Theory has its
place, but an example often makes learning something much
easier. In many areas, an
example of a mistake or poor quality
is an even more effective teacher than examples of the correct
technique so here is such an example to learn from.
The following example is from an email I received from a supplier to one of my clients. Unfortunately, this is not the first poor writing example I’ve read from this supplier – I very much have the impression that they care about the skill they are good at and forget that clear communications and customer service are also important aspects to a successful business.
However we will ensure that all your existing clients with the redundant field already switched on to ‘Yes’ is checked in the yet to be renamed Health field setting “Has private patient hospital cover”. This will prevent any intervention on your part to make any manual updates after the change.

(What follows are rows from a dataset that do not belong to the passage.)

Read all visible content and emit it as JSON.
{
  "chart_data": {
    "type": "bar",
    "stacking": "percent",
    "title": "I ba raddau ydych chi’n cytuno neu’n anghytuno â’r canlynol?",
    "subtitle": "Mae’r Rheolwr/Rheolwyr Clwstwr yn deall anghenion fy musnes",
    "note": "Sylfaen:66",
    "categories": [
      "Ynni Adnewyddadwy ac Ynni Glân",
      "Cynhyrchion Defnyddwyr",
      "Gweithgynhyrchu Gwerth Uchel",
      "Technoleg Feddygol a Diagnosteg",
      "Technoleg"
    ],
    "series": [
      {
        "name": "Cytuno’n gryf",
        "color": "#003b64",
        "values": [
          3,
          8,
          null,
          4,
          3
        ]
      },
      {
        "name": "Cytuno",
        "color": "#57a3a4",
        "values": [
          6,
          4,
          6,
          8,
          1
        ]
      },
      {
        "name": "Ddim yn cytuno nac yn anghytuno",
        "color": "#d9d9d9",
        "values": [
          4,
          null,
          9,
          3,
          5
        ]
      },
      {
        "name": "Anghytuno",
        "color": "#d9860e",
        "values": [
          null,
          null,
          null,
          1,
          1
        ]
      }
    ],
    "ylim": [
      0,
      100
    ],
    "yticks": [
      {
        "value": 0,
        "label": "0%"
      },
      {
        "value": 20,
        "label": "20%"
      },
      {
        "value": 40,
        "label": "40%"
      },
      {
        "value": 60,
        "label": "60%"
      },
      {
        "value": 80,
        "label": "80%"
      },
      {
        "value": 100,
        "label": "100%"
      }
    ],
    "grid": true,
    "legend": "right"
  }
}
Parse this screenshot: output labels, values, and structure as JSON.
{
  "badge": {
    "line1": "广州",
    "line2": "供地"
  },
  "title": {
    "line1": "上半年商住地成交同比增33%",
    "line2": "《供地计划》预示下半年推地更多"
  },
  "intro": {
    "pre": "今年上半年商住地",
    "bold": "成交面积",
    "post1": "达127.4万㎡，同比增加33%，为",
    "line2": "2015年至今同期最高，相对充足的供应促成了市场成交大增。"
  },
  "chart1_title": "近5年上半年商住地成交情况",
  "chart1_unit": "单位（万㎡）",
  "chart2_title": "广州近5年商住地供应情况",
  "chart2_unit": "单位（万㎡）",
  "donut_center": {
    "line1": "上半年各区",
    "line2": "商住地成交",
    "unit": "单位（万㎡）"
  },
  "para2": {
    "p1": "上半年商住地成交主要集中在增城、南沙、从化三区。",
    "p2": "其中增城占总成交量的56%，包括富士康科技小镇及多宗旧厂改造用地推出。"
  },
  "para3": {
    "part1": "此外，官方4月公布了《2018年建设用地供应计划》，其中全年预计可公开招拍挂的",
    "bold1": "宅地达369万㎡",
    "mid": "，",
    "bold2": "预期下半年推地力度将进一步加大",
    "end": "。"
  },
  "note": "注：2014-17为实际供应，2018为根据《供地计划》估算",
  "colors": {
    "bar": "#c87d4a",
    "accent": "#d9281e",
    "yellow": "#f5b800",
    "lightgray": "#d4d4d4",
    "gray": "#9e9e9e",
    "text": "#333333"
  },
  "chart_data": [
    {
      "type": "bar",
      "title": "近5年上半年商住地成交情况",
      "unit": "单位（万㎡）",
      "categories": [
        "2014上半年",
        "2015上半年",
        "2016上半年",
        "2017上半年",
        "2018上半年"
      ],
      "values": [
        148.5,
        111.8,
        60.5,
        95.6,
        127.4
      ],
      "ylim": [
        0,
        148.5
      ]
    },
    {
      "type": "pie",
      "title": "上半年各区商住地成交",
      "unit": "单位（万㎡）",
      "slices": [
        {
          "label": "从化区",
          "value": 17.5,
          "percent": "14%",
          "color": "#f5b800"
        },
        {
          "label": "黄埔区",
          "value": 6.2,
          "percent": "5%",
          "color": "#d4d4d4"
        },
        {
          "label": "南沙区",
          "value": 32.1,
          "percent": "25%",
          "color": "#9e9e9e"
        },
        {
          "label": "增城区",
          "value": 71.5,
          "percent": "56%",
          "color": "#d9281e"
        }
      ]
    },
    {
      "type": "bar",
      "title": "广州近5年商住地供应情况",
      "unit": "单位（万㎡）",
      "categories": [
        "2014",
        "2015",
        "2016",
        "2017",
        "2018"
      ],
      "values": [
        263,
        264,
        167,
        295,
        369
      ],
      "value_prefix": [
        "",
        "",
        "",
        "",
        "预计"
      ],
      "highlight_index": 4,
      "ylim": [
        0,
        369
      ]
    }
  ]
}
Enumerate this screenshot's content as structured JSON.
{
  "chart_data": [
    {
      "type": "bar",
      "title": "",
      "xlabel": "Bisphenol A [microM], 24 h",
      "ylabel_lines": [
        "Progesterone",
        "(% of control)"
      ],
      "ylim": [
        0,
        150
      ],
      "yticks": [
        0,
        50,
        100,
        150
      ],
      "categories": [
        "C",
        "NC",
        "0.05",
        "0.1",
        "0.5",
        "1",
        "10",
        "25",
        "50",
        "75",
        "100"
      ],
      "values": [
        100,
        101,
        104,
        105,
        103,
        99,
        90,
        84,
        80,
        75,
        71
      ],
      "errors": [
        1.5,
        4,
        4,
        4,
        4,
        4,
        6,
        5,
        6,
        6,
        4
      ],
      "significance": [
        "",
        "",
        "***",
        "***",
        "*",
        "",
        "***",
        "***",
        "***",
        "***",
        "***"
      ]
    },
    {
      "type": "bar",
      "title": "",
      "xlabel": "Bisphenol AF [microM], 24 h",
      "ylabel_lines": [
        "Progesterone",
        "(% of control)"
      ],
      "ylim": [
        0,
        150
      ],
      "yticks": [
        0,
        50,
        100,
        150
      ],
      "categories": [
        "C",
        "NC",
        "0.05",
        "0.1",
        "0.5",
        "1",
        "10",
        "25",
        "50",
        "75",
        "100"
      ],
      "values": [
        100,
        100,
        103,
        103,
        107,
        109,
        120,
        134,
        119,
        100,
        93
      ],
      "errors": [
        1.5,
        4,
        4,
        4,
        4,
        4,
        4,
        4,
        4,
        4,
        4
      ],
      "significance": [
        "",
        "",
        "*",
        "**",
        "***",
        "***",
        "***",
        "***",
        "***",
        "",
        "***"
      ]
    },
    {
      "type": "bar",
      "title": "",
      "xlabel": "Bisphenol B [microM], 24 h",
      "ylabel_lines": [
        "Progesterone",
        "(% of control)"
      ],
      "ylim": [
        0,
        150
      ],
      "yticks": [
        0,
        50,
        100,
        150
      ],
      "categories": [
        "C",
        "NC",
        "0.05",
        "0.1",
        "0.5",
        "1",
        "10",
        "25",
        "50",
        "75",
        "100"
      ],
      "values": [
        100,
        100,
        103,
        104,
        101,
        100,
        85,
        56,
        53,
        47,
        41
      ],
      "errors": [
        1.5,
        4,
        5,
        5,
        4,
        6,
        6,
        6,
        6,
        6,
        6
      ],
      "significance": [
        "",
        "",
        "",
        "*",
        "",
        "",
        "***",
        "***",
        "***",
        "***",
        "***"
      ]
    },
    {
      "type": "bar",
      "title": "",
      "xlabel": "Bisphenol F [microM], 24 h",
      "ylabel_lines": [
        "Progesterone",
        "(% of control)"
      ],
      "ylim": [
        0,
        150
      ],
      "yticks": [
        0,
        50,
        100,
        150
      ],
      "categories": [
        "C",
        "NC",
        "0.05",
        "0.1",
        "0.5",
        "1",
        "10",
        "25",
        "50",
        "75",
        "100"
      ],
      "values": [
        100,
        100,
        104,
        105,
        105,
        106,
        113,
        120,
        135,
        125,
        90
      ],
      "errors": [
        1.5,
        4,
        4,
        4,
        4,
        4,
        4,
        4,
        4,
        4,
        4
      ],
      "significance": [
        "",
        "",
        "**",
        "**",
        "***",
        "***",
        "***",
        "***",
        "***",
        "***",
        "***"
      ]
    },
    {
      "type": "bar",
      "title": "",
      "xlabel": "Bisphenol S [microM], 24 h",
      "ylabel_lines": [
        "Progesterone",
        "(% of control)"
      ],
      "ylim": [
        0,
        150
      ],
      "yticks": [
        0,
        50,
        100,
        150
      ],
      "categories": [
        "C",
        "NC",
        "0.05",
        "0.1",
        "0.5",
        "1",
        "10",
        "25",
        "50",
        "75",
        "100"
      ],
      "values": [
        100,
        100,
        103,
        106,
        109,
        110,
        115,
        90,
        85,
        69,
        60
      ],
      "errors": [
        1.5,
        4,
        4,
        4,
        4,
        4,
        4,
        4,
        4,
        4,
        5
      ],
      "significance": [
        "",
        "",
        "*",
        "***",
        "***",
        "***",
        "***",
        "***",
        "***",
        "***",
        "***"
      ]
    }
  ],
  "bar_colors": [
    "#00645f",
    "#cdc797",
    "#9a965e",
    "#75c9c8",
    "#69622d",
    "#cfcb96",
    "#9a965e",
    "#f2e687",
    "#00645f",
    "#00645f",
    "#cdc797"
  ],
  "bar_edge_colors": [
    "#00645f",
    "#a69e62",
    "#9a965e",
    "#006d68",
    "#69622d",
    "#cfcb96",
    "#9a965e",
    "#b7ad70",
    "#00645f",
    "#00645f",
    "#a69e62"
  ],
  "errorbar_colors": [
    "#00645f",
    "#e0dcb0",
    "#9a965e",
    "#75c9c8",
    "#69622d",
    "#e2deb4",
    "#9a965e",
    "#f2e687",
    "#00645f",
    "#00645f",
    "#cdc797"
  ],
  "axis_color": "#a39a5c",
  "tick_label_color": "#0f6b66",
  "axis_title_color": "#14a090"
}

The first sentence in its simplest form is ‘we will make all your clients checked in the new field’ which clearly is badly written. By adding so many details to the sentence, they have confused the subject and made the sentence hard to understand.
The start and end of a sentence must be about the same subject for the sentence to make sense. So ‘the manager reports to the CEO’ works even if it is more detailed like ‘the manager on the fifth floor reports to the parent company’s CEO’ because the essential subject and action work together. Compare this to ‘the manager of the fifth floor in in the relocation project team reporting to the CEO’.
However, the new hospital cover field will be checked for any existing clients with a ‘yes’ in the redundant field. This means you don’t have to manually update the database as part of this change.